Naturally she only works Mondays, so it was several weeks before I could get in to see her. August 1st was the magical day I would see Sarfati to map my right arm for a possible fistula placement and see Dr. Hanson about my phony infection. Dr. Hanson spent 1/2 an hour with me and determined that protocol said 6 weeks, not 4, of antibiotics were needed so I needed 2 more weeks of treatment and more blood cultures before I could be considered cured.
This was bullshit. Nothing about me ever follows protocol and it certainly isn't going to start now. All the blood cultures I'd had drawn for the last 6 weeks came back negative. I'd had almost 7 straight weeks of the antibiotic already. Let's do another TEE and draw blood cultures today. I'll march right down to the lab. Nope. Sometimes "clumps of platelets can form on the valves of the heart and look like an infection". So wait a sec, this "infection" for which I've never had a symptom and has caused me months of pain and 2 surgeries could have been platelets??? REALLY? Fine, then let's do blood cultures today. Nope. Protocol says.... really. It didn't matter what I said to Dr. Hanson. Protocol was what mattered to her. Patient cases aren't individual in her office, someone once came up with a little something called "protocol" and hence it has become the law. I repeat, bullshit.
But that was the word and I had no choice but to do 2 more weeks of antibiotic and more blood cultures. If everything came back negative, I could be relisted. Well the cultures did come back negative, just like I said they would. And for reasons unknown to me, it takes 6 days for a blood culture to be determined truly negative, whereas only 2 for it to be positive. It only takes me about a second to turn negative. After missing 3 months of the paired donor exchange matching and 2 months of possible cadaver matches, I'm active on the list again.
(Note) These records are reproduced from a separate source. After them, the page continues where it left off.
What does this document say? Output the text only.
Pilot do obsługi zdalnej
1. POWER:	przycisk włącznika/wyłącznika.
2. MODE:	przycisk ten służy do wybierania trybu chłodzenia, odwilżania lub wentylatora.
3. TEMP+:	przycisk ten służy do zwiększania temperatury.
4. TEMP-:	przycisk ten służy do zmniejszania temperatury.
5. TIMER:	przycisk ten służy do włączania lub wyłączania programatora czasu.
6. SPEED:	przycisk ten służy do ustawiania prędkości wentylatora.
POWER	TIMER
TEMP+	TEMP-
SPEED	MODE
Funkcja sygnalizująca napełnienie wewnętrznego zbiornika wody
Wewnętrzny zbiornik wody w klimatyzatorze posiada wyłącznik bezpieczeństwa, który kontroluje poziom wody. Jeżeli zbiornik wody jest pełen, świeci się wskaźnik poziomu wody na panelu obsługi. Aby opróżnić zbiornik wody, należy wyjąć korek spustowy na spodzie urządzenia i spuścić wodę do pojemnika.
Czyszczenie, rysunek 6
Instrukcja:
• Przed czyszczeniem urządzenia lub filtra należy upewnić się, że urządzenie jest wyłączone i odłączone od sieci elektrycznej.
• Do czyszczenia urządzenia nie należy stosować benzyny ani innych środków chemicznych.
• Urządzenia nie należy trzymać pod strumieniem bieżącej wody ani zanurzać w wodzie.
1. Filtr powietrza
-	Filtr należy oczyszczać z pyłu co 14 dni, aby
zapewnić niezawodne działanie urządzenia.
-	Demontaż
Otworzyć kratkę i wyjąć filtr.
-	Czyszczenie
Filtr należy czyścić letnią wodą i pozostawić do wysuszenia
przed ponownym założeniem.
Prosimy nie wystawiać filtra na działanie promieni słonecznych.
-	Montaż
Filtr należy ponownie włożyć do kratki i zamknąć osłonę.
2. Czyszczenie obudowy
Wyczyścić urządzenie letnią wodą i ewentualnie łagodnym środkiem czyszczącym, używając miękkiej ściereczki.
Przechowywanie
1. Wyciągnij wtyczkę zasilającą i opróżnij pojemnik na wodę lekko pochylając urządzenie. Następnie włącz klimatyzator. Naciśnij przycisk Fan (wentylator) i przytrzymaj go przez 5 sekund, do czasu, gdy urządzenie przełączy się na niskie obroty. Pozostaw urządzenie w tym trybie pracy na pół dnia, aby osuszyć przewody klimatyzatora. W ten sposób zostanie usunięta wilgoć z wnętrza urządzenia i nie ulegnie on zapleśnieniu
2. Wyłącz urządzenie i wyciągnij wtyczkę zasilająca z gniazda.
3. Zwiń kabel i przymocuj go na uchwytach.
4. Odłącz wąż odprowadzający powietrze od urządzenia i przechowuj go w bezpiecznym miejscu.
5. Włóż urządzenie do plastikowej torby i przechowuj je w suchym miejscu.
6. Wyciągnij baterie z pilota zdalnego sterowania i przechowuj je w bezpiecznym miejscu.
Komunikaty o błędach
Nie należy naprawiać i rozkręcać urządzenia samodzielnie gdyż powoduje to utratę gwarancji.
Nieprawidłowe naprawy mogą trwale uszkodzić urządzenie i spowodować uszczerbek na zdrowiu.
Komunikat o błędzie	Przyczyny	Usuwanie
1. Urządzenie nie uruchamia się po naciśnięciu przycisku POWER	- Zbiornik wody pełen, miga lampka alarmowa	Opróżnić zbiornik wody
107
Yippee.
In the meantime, Sarfati mapped my right arm and decided to place a graft in my forearm. Of course this couldn't be done until I finished the loathsome antibiotics. So on Tuesday last I had my third surgery in 2 months for dialysis access. It was a success, so far, but my right arm is about the size and temperature of a turkey leg, with a purple-ish hue that runs from wrist to bicep and 2 incisions in between. I can feel. and see, the graft underneath my skin. I can only imagine what it will look like when the swelling goes away. It's a damn miracle that I can even type right now because the pain and swelling have been prohibiting me for a week. I am not left handed.
After I got off the phone with my transplant coordinator this afternoon I laid in my bed and cried. Not tears of joy, but big saltwater tears of frustration. I generally have a pretty good attitude about my life situation, but this has been a cruel, cruel summer and I felt sorry for myself. The pain in my arm, the missed opportunities, the scars on my chest, the frustration over the seeming incompetence of the entire University Transplant Program were overwhelming. I feel like I'm being punished for something. But I don't know what. And I don't know why. And I don't know how to rectify the situation.
And I think about people who have it a lot worse than I do... about my old boss whose husband was shot 4 times in a mall with a sawed off shot gun and now lives life in a wheelchair. Her entire life was shattered in a second, everything changed, everything became difficult. And about Bethany Hamilton who, at age 14, lost her left arm to a shark on the eve of her professional surfing career. She got back on the board.
I feel defeated right now, even though I'm back on the list and the swelling and pain in my arm are slowly subsiding. I feel beaten. I need to figure out how to get back on the board.